Semyon claims that all of Mahler’s symphonies are difficult; there’s not one note of his music that’s easy—and there’s proof.

“There’s a recording that he made as a pianist. Believe it or not, but in the beginning of the 20th century, people were already able to record sound. He recorded the first two movements of the Fifth Symphony and a movement of the Fourth Symphony, and we’re still able to listen to it today—it still exists. When you listen to it and look at the score, you see that the expression with which he plays is impossible to notate in phrasing. Phrasing is when we say something, and we can say the same thing in many different ways—it’s exactly the same in music.”

“Every musical sentence can be expressed in a number of different ways, but the composer has very limited ways of notating the expressions simply because the note will have a value but the same note that will have the same value—when it’s printed—should not necessarily have the same time to it as another, and the composer cannot notate that. So notation is rather approximate. And when one listens to Mahler and the expression with which he plays, one realises just how difficult it is.

 

A masterful conductor 

Not only was Mahler a great composer, but he was also a tremendous conductor. 

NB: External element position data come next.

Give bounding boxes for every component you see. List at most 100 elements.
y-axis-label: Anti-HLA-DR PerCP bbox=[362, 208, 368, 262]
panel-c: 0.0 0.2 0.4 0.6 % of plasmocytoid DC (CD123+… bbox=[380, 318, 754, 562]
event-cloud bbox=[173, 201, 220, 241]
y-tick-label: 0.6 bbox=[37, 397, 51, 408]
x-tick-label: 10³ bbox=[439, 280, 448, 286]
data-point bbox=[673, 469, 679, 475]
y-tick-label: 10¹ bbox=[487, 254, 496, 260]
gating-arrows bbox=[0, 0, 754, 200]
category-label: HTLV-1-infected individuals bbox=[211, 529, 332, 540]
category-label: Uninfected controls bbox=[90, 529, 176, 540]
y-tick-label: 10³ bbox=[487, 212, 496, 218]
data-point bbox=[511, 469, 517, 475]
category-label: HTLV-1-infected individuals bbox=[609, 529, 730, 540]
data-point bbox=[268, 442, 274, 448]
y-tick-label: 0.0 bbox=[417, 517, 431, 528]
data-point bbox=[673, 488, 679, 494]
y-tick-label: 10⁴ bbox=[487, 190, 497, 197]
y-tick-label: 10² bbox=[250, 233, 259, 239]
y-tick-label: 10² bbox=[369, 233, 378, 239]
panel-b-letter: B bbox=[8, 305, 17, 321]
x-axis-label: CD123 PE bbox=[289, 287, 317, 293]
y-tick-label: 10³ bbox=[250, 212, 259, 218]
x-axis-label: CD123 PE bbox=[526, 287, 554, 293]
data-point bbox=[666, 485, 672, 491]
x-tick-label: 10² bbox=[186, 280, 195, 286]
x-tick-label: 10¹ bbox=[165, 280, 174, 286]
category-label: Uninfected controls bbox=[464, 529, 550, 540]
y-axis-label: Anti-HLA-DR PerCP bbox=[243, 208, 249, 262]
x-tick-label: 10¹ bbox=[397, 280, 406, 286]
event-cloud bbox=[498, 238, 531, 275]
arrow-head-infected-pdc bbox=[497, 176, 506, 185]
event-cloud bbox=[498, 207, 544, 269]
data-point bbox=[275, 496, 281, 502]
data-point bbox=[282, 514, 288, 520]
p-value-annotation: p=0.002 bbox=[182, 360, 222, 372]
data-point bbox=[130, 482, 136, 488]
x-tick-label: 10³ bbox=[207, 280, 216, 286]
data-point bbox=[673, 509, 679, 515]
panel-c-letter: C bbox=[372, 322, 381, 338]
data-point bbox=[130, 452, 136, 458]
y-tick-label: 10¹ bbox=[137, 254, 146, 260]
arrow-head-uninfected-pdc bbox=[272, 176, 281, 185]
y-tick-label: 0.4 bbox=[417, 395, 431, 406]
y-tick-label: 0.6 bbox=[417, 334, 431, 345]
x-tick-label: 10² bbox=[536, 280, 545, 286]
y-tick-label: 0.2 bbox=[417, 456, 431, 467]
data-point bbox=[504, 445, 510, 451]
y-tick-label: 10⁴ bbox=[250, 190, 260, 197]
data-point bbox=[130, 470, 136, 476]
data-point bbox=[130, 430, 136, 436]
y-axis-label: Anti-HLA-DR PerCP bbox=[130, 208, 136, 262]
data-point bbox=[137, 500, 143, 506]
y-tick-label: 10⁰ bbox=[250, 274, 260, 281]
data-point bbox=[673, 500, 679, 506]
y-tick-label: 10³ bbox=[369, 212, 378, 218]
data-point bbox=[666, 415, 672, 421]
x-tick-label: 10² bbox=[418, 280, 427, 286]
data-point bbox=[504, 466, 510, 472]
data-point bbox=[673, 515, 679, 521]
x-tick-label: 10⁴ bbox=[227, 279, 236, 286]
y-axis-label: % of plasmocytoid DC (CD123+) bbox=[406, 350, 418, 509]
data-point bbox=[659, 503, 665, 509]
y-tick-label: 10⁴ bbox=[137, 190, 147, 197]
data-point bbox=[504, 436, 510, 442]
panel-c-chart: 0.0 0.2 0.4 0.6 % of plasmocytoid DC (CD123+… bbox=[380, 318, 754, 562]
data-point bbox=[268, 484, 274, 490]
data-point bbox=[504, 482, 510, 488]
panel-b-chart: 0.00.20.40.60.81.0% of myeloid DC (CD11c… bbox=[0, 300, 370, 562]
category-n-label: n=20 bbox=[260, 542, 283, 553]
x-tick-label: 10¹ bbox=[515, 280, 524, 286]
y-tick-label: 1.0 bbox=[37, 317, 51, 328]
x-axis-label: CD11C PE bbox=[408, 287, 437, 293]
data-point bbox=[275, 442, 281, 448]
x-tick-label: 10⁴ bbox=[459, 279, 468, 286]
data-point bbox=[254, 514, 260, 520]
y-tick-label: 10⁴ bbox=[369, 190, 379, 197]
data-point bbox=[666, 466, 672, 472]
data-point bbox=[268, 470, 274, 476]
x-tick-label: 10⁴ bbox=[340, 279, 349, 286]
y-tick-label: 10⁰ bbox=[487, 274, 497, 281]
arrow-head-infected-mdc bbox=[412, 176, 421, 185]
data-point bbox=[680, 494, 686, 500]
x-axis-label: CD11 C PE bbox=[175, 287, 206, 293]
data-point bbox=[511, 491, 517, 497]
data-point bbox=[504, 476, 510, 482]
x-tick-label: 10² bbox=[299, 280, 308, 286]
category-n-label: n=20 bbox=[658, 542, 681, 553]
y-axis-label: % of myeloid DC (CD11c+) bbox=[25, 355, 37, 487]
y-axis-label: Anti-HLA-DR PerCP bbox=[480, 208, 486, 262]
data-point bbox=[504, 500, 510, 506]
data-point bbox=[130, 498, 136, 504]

“When you look at the scores he wrote, the amount of information that he gives to us, those who have to conduct his works, is overwhelming. Only a conductor who knew what he wanted and how to achieve it could write it that way. In Beethoven’s time, the composers would give us very little information. Though Beethoven gave us a lot more information than the composers who preceded him, it was still much more limited, compared to the amount that someone like Mahler gives us. Only a conductor could have done it.”


Handwritten score to the Tenth Symphony 

What kind of information does he mean? “He would give you directions about dynamics, phrasing, orchestration, all of which are incredibly complex. The kind of colours that he brings out in an orchestra is just tremendous. And you know, practically all his life, when he would compose something, he would come back to it and change the orchestration because as he would conduct his own works, he would hear certain things not the way he wanted them to be and so he would change them in order to achieve the kind of sound he wanted.”

The only other composer who was also an extraordinary conductor, according to Semyon, was Richard Strauss, who happened to be a close friend of Mahler's.  

 

The art of conducting 

“Conducting requires total obsession. You can compare studying a score to studying a human being. You meet someone you become passionate about and then discover more and more about the person and the more complex they are, the more you’re passionate about them and the more you want to discover."


Semyon Bychkov. Image via Musacchio & Ianniello 

"Sure, people change, they don’t stay the same throughout their whole life—the values will remain but the temperament and the way of being will be changing throughout life, and so the music remains the same but since we change, the way we connect to it and the way we find it is always different. The greater the work the more different angles of it that we discover.”

“It’s a never-ending process of discovery. And you have to be obsessed with that piece to the point that you can convey it with the same conviction and obsession to your colleagues who make music, and then that, in turn, will communicate itself to the audience. It's a process that never stops.”